L’accès permanent et à bas coût à un port de la mer Rouge est une question existentielle pour l’Éthiopie, a déclaré le Premier ministre Abiy Ahmed le 13 octobre. Il a souligné que d’ici 2030, la population de l’Éthiopie atteindra 150 millions d’habitants et qu’un pays de cette taille ne peut pas vivre en étant géographiquement enfermé. Depuis 1993, lorsque l’Érythrée a obtenu son indépendance après une guerre de libération de 30 ans, l’Éthiopie a perdu tous ses ports de la mer Rouge et est devenue le plus grand pays enclavé du monde. Elle dépend donc entièrement de ses voisins, en particulier de Djibouti, pour accéder aux ports et aux routes maritimes internationales.

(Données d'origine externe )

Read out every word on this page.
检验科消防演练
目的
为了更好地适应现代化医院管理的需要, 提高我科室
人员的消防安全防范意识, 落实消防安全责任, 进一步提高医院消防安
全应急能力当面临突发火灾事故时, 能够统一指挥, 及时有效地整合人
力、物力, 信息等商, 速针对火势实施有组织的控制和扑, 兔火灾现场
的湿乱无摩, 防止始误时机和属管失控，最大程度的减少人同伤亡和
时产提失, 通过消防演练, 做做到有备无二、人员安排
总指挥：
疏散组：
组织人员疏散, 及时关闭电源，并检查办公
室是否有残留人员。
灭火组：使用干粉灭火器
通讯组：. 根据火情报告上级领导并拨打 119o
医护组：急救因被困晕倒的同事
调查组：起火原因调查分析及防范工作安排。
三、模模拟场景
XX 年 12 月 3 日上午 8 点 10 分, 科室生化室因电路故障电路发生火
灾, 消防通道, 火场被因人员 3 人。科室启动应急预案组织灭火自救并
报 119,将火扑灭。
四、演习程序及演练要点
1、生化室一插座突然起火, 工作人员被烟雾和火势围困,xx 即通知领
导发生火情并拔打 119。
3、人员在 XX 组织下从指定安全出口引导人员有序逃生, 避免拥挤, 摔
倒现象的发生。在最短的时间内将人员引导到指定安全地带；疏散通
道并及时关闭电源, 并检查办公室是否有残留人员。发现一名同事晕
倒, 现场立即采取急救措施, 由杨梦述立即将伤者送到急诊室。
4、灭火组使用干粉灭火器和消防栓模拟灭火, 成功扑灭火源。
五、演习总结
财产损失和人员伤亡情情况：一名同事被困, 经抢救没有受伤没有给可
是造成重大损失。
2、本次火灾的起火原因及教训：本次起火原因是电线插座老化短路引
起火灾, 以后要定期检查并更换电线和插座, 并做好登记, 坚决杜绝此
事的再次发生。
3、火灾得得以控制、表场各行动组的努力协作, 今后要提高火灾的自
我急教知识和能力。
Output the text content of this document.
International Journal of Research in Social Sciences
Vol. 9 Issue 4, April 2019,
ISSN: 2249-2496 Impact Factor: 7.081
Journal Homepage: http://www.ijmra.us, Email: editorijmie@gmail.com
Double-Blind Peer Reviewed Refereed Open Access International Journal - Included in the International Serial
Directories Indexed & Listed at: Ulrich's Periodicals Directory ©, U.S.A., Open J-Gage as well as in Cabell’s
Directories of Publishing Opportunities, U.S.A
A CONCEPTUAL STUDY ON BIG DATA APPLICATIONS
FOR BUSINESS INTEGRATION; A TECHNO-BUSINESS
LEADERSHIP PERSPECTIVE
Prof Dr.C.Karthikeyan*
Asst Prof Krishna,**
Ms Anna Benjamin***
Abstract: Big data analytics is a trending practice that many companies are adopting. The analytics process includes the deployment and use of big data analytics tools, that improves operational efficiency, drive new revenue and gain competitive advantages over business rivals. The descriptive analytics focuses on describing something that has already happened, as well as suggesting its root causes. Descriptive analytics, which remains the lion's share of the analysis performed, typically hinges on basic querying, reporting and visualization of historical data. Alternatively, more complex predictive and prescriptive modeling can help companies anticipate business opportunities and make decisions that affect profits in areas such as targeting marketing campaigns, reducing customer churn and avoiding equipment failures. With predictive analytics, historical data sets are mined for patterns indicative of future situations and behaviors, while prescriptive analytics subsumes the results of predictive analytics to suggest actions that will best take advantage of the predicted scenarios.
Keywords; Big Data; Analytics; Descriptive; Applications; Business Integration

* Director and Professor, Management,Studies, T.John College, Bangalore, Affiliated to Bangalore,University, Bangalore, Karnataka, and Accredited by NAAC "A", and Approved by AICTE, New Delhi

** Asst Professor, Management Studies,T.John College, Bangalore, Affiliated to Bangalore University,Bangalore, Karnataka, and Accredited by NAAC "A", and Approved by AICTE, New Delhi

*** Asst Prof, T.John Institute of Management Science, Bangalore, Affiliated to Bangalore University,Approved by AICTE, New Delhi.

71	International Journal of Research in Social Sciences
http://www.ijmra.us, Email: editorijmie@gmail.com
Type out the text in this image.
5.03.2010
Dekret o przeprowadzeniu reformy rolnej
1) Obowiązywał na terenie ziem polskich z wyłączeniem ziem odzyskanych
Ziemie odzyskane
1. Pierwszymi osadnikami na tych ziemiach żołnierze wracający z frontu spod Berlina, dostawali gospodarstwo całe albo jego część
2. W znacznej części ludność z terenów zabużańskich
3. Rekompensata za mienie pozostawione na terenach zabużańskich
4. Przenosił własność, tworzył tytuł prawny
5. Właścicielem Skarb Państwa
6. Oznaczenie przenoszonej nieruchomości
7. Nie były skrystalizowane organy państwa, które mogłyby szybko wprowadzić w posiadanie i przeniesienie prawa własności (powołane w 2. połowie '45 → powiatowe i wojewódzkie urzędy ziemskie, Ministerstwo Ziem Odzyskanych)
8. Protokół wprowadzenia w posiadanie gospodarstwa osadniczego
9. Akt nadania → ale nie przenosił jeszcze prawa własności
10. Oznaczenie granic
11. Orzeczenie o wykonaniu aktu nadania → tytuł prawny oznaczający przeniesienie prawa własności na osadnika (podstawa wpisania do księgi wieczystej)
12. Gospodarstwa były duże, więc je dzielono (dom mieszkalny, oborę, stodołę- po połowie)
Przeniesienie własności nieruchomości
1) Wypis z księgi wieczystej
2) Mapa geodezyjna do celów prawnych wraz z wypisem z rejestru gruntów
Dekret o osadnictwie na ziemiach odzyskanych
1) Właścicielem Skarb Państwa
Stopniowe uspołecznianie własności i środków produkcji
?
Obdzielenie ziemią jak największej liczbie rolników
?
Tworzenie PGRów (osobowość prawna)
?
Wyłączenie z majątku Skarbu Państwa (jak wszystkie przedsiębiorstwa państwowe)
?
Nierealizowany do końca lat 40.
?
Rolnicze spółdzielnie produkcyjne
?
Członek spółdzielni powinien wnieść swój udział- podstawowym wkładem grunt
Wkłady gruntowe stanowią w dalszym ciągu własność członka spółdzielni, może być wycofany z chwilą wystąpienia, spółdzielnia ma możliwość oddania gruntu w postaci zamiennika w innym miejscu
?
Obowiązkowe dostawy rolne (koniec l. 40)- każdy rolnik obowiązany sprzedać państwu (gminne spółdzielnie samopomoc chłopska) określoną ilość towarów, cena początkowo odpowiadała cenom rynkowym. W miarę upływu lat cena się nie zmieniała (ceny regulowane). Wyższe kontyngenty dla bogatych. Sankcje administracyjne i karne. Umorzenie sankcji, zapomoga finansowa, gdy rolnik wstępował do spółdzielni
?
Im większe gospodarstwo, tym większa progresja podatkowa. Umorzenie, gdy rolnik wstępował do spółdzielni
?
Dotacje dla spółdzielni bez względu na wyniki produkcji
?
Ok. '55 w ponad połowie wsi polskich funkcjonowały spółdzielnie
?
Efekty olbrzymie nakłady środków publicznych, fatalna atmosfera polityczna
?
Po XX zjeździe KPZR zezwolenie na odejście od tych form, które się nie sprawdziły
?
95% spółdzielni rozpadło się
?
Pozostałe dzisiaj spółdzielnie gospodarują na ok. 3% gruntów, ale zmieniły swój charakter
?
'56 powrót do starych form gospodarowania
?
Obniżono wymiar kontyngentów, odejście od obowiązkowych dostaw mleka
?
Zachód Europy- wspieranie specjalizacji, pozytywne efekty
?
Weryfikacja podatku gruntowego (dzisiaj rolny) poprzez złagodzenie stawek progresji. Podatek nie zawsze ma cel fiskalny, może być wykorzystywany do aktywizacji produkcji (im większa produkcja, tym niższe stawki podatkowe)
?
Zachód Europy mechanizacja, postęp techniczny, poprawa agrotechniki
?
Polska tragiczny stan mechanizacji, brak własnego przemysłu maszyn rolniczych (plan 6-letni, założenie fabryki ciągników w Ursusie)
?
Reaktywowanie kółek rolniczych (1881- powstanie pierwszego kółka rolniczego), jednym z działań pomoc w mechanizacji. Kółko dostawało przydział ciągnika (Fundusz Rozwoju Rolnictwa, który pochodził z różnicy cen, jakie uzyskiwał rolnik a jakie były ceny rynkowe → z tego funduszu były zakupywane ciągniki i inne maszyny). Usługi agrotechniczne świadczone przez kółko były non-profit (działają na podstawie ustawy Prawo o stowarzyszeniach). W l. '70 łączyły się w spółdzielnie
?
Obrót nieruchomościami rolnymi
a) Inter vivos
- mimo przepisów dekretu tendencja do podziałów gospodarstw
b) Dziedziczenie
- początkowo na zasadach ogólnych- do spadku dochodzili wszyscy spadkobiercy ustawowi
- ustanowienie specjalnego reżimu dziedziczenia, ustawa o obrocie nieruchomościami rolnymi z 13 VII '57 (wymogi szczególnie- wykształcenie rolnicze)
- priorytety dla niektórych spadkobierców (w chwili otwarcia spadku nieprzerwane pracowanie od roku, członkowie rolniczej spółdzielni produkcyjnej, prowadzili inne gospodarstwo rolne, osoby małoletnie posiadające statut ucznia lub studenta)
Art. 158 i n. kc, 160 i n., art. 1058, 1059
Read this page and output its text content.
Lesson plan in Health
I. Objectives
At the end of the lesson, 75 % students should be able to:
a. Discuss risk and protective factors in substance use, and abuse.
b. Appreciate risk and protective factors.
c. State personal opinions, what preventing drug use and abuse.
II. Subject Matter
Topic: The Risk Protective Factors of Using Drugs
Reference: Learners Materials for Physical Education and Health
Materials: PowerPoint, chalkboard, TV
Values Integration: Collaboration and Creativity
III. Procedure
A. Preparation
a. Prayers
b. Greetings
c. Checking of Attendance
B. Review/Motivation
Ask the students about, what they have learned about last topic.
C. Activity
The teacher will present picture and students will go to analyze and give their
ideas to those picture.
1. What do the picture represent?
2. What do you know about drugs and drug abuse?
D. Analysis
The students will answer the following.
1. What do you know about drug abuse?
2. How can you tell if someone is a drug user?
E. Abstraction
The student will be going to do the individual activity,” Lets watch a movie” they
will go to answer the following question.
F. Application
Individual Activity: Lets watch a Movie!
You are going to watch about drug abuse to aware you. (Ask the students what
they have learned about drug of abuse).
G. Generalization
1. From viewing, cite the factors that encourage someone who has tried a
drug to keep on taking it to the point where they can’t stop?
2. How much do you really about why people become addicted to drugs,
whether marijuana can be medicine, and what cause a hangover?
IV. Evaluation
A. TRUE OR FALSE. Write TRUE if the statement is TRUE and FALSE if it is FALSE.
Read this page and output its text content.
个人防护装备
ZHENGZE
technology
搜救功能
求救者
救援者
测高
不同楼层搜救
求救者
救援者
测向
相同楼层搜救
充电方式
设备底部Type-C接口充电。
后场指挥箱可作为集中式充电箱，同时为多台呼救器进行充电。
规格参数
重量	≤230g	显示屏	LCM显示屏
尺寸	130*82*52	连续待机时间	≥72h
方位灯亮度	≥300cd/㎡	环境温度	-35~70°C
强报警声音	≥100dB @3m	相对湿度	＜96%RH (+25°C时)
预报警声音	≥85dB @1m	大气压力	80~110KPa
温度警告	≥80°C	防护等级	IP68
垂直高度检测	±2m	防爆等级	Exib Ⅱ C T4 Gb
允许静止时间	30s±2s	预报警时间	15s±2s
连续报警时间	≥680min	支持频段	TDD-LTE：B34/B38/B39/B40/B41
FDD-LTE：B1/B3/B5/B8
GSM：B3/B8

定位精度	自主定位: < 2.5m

Cependant, aucun des voisins de l’Éthiopie n’est obligé de lui fournir un accès bon marché et facile à la mer. Chaque pays voisin est un État souverain avec ses propres calculs géopolitiques et besoins, et a le droit d’utiliser sa côte comme levier dans ses interactions avec son voisin plus grand, plus riche et plus influent. Malgré cela, Abiy est déterminé à obtenir un accès favorable à la mer et aux principales routes commerciales internationales, d’une manière ou d’une autre.
Dans son discours du 13 octobre devant le parlement, il a proposé plusieurs solutions potentielles pour “libérer” l’Éthiopie de sa “prison géopolitique”. Tout d’abord, il a suggéré que les voisins de l’Éthiopie lui accordent un accès permanent et à bas coût à leurs ports en échange de parts dans des entreprises publiques lucratives telles que le Grand Barrage de la Renaissance éthiopienne (GERD), Ethiopian Airlines ou Ethio telecom. Ensuite, de manière surprenante, il a évoqué la possibilité que l’Érythrée, Djibouti, la Somalie et l’Éthiopie fusionnent pour former un “très grand” pays avec un accès suffisant à la mer. Selon lui, cet État africain massif serait “un autre Russie, un autre Chine, un autre Amérique” sur la scène mondiale.
Cependant, une telle union ne serait pas une réunion d’égaux, mais une annexion coloniale par l’Éthiopie qui ne ferait qu’accroître ses intérêts géopolitiques et géoéconomiques tout en supprimant toute souveraineté de ses voisins. Le fait que le Premier ministre éthiopien plaide publiquement en faveur d’une telle arrangement devrait être une source de préoccupation pour tous ceux qui s’intéressent à la paix, à la stabilité et au développement en Afrique de l’Est.
De plus, Abiy a déclaré dans son discours du 13 octobre que l’Éthiopie a “des droits naturels” d’accéder directement à la mer Rouge, et que si ces “droits” lui sont refusés, “il n’y aura ni équité ni justice, et s’il n’y a pas d’équité ni de justice, tôt ou tard, nous nous battrons”. Bien qu’il affirme ne pas menacer la violence, ses commentaires passés montrent clairement qu’il considère l’utilisation de la force, au moins en dernier recours, comme une option envisageable.